I must be frank with you: the greatest danger confronting American evangelical Christianity is the danger of anti-intellectualism. The mind in its greatest and deepest reaches is not cared for enough... People...have no idea of the infinite value of spending years of leisure conversing with the greatest minds and souls of the past, ripening and sharpening and enlarging their powers of thinking. --Charles Malik

It is said commonly that theology is meant to be done in community. I firmly agree with this sentiment. However, it needs to be unpacked, because I get the sneaking suspicion––with how swift and often this sentiment comes on the heels of the mere whisper of the word theology––that it is a subtle insinuation that this study is generally the practice of stodgy, isolated men. Insomuch as this is what is meant, I disagree. But first I want to emphasize the first imperative of the statement: theology is meant to be done. In other words, a concern for the study of God's character is God's intention for the character of His creation.

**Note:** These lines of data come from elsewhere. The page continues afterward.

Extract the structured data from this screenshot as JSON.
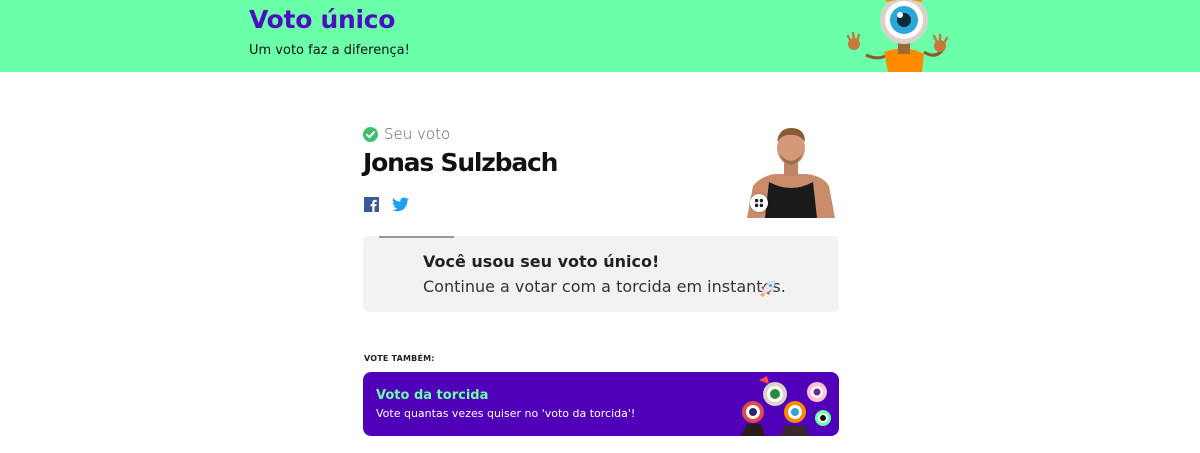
{
  "header": {
    "title": "Voto único",
    "subtitle": "Um voto faz a diferença!",
    "background": "#6cffa9",
    "title_color": "#4a10c0",
    "mascot_icon": "eye-mascot"
  },
  "vote": {
    "status_icon": "check-circle-icon",
    "status_color": "#3dbf6f",
    "label": "Seu voto",
    "candidate_name": "Jonas Sulzbach",
    "share": [
      {
        "name": "facebook",
        "icon": "facebook-icon",
        "color": "#3b5998"
      },
      {
        "name": "twitter",
        "icon": "twitter-icon",
        "color": "#1da1f2"
      }
    ]
  },
  "notice": {
    "title": "Você usou seu voto único!",
    "text": "Continue a votar com a torcida em instantes.",
    "emoji_icon": "rocket-icon"
  },
  "also_vote": {
    "label": "VOTE TAMBÉM:"
  },
  "cta": {
    "title": "Voto da torcida",
    "text": "Vote quantas vezes quiser no 'voto da torcida'!",
    "background": "#5000b9",
    "title_color": "#6cffa9"
  }
}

The second part strikes right at the heart and nature of theology: in community. I believe we live in a culture that cringes at this mode of thinking, in large part, not because of its cold logic, but because we have idolized the individual, subjective experience over the collective Christian experience and the accumulated wisdom of centuries of spiritual learning. To borrow from Catholic vernacular, we don't treasure the idea of the communion of the saints. Why rely on outmoded thinking of those dead and gone, or those present for that matter, when I can perceive truth through experience, prayer, thinking and personal reading of scripture? Quite frankly, because I am a broken vessel.

And when my own understanding and my own ability to muster faith begins to wane, what then? For many, sadly, they simply give up the ghost. Dead end. This, rather than embracing the very communal act of being edified by the theological and philosophical thinking passed down through the generations of Christians who have experienced the same doubts and the same afflictions as you and somehow came out with reinforced faith. So I find it ironic that in our atmosphere of isolated life, our abundance of literature on all things theological is regarded as lifeless, when the reality is that our inability to value dependence on the insight of others is the most lifeless thing I can point toward in our culture. So perhaps for the sake of clarity we should say, rather, that theology is communal in its very marrow, properly understood and engaged. There is no such thing as an isolated study of God, just as a reader is never truly alone.

From personal experience, I can say that good, healthy theology serves like a balm on the wounds of destructive religious thinking. Most of the times I have been frustrated at God or the Christian faith, I had no idea that what I was truly mad at was the broken reasoning that had seeped in through the cracks and fissures of otherwise responsible teaching. In my cry against anti-intellectualism, I am not asking to bring back an age of authoritarian, lifeless religion. I am asking for the mind to be seen as a central player in the acquisition of peace with God.